Following my earn-a-buck post, I expected a lot more comments like the one posted by Ron, basically blasting EAB. Perhaps the majority of hunters just glazed over the whole thing? Or, maybe things aren’t as bad as I believe? Maybe a lot of hunters do understand that deer populations are still too high in many areas. Frankly, I doubt that.
I doubt it because one of the biggest problems with modern deer management is that when deer populations explode, many hunters never see it — especially in the states with the most hunters. At it’s heart is the disparate localized distribution of deer (or clumpiness, as retired Wisconsin DNR deer researcher Keith McCaffery calls it) and land ownership trends.
The short version is this: Deer are wild animals that go where they want to go. Today’s hunters are limited by property constraints that are increasingly narrowed. Thus, some hunting groups frolic in over-abundant herds, while other hunters, (guys like Ron) sit in woods with few or no deer.
Although game departments are charged with managing deer populations for the public as a whole, they have little control over individual private properties. State managers break up their tasked areas as best as they can, often into deer management units that cover county-sized areas in the range of 500,000 acres. This is partially because it takes a large sample size to produce a reliable count, and partially because of limited resources. So, for a statewide manager, that’s a tiny area to localize regulations to. But a hunter limited to just 40 of those 500,000 acres might find that "his herd" doesn’t match up with the over-goal lands around him.
Deer & Deer Hunting editor-in-chief Dan Schmidt often uses this example in his lectures: Think about the square mile around your hunting area. That is 640 acres. If the deer population goal for the area is 25 deer per square mile, each 40 acre property would be allotted roughly 1.5 deer if they were distributed equally. However, if you were to see 10 deer on one 40-acre soybean field, that only leaves 15 for the remaining 600 acres.
Deer do not distribute evenly. Land management, agriculture, as well as hunting practices, all influence deer distribution.
"I have rarely argued with a hunter that claims there are few or no deer where he hunts because his claim could be true," McCaffery said. "This can especially be the case if he or she is attempting to hunt a 10- or 40-acre ownership."
Even when expanded to square-mile blocks, deer populations are clumpy. For example a recent aerial survey in the CWD zone of Wisconsin found counts ranged from zero to 147 deer on individual square-mile survey blocks. Of course, not all deer were probably seen and counted. But it shows the problem inherent for managers.
Managers such as McCaffery cite cover and food as the main causes for deer clumpiness. Hunting pressure also makes a difference. Huge clumps of deer exist within urban zones where hunting is restricted. Baiting, food plots and selective harvest patterns can also increase clumpiness.
What’s the answer to this problem? How do we manage a disparate population, keeping hunters happy with full freezers and our forests healthy? This is probably a game manager’s most difficult task.
For our part, ethical hunters must be both understanding and steward-minded.

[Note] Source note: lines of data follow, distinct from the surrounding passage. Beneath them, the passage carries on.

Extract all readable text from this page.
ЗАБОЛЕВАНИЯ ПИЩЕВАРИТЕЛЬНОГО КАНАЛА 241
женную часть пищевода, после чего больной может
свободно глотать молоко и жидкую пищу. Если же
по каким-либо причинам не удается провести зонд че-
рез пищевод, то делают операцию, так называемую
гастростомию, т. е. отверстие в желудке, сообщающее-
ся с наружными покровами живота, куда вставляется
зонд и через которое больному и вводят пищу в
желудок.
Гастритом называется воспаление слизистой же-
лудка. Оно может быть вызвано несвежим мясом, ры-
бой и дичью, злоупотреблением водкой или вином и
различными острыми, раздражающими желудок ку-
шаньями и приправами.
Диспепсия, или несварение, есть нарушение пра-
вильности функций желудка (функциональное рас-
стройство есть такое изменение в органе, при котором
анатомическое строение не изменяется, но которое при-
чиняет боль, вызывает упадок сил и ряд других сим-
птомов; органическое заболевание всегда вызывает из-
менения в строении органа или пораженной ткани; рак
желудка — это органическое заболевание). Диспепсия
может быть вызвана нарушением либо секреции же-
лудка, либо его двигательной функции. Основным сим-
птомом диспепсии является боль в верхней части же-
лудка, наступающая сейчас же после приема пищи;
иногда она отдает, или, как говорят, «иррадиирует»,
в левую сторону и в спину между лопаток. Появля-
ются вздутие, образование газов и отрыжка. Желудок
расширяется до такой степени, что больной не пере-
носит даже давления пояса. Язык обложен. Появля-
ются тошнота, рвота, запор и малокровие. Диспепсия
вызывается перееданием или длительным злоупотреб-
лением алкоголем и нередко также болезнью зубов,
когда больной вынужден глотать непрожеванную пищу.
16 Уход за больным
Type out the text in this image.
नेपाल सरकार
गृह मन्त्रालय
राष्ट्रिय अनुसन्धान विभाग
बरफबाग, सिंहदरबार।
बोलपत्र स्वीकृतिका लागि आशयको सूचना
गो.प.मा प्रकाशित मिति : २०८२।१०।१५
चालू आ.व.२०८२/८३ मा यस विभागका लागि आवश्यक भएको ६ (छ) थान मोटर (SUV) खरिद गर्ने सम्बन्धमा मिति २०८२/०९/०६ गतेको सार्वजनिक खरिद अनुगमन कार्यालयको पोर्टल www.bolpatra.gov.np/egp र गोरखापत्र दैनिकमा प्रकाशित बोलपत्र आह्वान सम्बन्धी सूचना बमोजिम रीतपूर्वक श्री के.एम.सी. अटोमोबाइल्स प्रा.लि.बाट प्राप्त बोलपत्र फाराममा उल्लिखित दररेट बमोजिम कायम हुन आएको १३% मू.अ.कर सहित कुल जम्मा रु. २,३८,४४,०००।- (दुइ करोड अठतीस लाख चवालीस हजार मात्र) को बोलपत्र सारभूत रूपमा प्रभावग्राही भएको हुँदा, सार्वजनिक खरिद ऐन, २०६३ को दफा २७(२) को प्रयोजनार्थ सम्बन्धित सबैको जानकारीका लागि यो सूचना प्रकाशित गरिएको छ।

If we happen to fall outside of a "clump" we must recognize that some areas might be temporarily "over-shot," as McCaffery puts it, on occasion to protect those lands and a multitude of other interests. He reminds us that "forests are far more threatened by over-abundance of deer than scarcity."
Hunters within those clumps of heavy deer distribution can do more. These are the hunters who must kill more deer than their current harvest threshold allows. This is land stewardship. Plus, in a round-about way, reducing populations within high-density areas will help spread the wealth of venison to hunters outside the main clumps by allowing managers to reduce harvest goals over the broader management area.